この窓の下のスペース、本当に便利だ。窓から鼻を突っ込んでくるスーやアルを撫でるのにも使えるし、昼間のんびりするのにも使えるし、フィカルがお気に入りにしているのも頷ける。
「よいしょ」
ばふっと持ち上げてフィカルにブランケットをかけ、私はすかさず自らの体もその下に滑り込ませた。
ふふ、夫を気遣う妻のフリをしてさりげなく懐に潜入する作戦は大成功である。
フィカルが一旦本を置き、私を自分の上に乗せるようにして落ちない窓際に移動させたので、別にさりげなさはなかったかもしれないけれども。
いい感じにフィカルの腕枕をゲットしたぞ。しかもフィカルは再び読書に集中し始めた。これはとても珍しい。くっつきに行ってかまってもらうのも嬉しいけど、気にせず自分のことをするフィカルを眺めるのもめちゃくちゃレアな感じで大好きなのである。

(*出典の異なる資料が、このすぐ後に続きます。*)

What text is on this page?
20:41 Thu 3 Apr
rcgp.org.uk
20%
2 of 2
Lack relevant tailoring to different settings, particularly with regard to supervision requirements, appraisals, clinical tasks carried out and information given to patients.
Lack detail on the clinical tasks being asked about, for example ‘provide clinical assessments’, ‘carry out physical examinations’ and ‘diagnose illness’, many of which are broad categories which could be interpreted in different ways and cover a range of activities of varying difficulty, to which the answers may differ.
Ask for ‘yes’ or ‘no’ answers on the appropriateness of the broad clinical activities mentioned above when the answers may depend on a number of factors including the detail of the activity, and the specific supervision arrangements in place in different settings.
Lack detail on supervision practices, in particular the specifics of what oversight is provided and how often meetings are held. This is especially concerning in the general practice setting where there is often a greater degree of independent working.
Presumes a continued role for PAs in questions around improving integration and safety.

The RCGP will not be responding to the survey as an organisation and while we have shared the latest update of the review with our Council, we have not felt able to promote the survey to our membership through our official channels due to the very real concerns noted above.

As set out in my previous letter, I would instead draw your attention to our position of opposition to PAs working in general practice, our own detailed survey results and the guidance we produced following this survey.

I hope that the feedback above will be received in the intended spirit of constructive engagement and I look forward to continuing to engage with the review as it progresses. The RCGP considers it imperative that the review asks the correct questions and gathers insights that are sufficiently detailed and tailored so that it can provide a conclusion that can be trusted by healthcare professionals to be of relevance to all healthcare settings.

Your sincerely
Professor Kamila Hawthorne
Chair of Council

フィカルはあったかくて、石鹸のいい匂いがする。私はモゾモゾ動いてフィカルにくっつくよういい感じにフィットする位置を探し、フィカルの腕の先を見上げた。
「フィカル、何読んでるの?」
フィカルがちょっと顔を上げて、私を見る。私もフィカルをじっと見ると、フィカルは何も言わずに頭をクッションに戻した。それから、低くて心地良い声が静かに響く。
「この過程において最も重要なのは、基礎部に確実に魔術固定をすることである。上に建築するものがなんであれ、それは重要視されるべきではあるが、特に温水を扱う場合……」
リラックスしているフィカルが出す声はとてもいけない。こっちにもリラックスが移ってしまう。フィカルが何も言わなくても私がしてほしいと思ったことをしてくれて最高。
私は目を瞑ってフィカルの体温を感じ、声を聞いた。あっという間に眠ってしまったのは当然のことなのだった。